Let $\epsilon>0$ be given. We have to find a number $\delta>0$ such that $\left|\frac{1}{x}-\frac{1}{a}\right|<\epsilon$ whenever $|x-a|<\delta$. But $$ \left|\frac{1}{x}-\frac{1}{a}\right|=\left|\frac{a-x}{xa}\right|=\frac{|x-a|}{|xa|}. $$ We find a positive constant $C$ such that $\frac{1}{|xa|}<C\Rightarrow\frac{|x-a|}{|xa|}<C|x-a|$, and we can make $C|x-a|<\epsilon$ by taking $|x-a|<\frac{\epsilon}{C}=\delta$. We restrict $x$ to lie in the interval $|x-a|<1$ which implies that $a-1<x<a+1$ so that $$ \frac{1}{a-1}>\frac{1}{x}>\frac{1}{a+1}\Rightarrow\frac{1}{a(a-1)}<\frac{1}{xa}<\frac{1}{a(a+1)}\Rightarrow\frac{1}{|xa|}<\frac{1}{a(a+1)}. $$ So $C=\frac{1}{a(a+1)}$ is suitable. Thus, we should choose $\delta=\min\left\{1,\epsilon\cdot a(a+1)\right\}$.
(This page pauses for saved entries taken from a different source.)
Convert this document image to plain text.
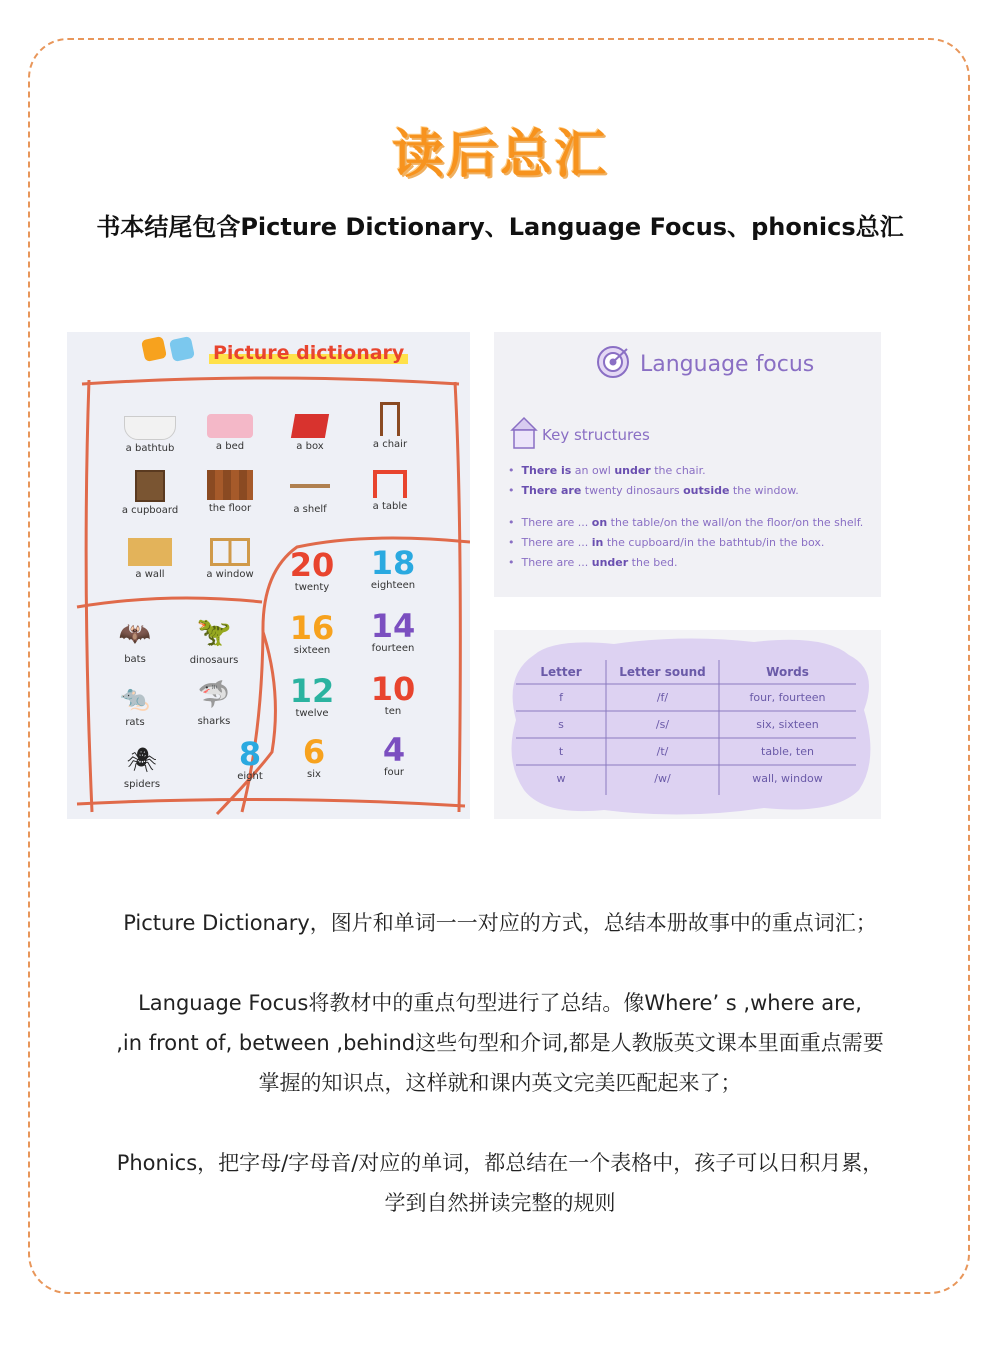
读后总汇
书本结尾包含Picture Dictionary、Language Focus、phonics总汇
Picture dictionary
a bathtub	a bed	a box	a chair
a cupboard	the floor	a shelf	a table
a wall	a window
🦇
bats
🦖
dinosaurs
🐀
rats
🦈
sharks
🕷
spiders
20
twenty
18
eighteen
16
sixteen
14
fourteen
12
twelve
10
ten
8
eight
6
six
4
four
Language focus
Key structures
•  There is an owl under the chair.
•  There are twenty dinosaurs outside the window.
•  There are ... on the table/on the wall/on the floor/on the shelf.
•  There are ... in the cupboard/in the bathtub/in the box.
•  There are ... under the bed.
Letter	Letter sound	Words
f	/f/	four, fourteen
s	/s/	six, sixteen
t	/t/	table, ten
w	/w/	wall, window
Picture Dictionary，图片和单词一一对应的方式，总结本册故事中的重点词汇；
Language Focus将教材中的重点句型进行了总结。像Where’ s ,where are,
,in front of, between ,behind这些句型和介词,都是人教版英文课本里面重点需要
掌握的知识点，这样就和课内英文完美匹配起来了；
Phonics，把字母/字母音/对应的单词，都总结在一个表格中，孩子可以日积月累，
学到自然拼读完整的规则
To verify this choice of $\delta$, consider the following:

Given $\epsilon>0$, we let $\delta=\min\left\{1,\epsilon\cdot a(a+1)\right\}$. If $|x-a|<\delta$, then $|x-a|<1\Rightarrow\frac{1}{|xa|}<\frac{1}{a(a+1)}$ and also $|x-a|<\epsilon\cdot a(a+1)$. Hence, $$ \left|\frac{1}{x}-\frac{1}{a}\right|=\frac{|x-a|}{|xa|}<\frac{1}{a(a+1)}\cdot[\epsilon\cdot a(a+1)]=\epsilon, $$ as desired. $\blacksquare$

Answer 3

$\left|\dfrac{1}{x} - \dfrac{1}{4}\right|= \dfrac{|x-4|}{4|x|}$. In addition, you want $|x-4| < 1\implies -1 < x-4 < 1\implies x > 3 \implies |x| = x > 3\implies \left|\dfrac{1}{x} - \dfrac{1}{4}\right| < \dfrac{1}{12}|x-4|< \epsilon \iff |x-4| < 12\epsilon\implies \delta = \text{min}(1,12\epsilon)$ will do the job !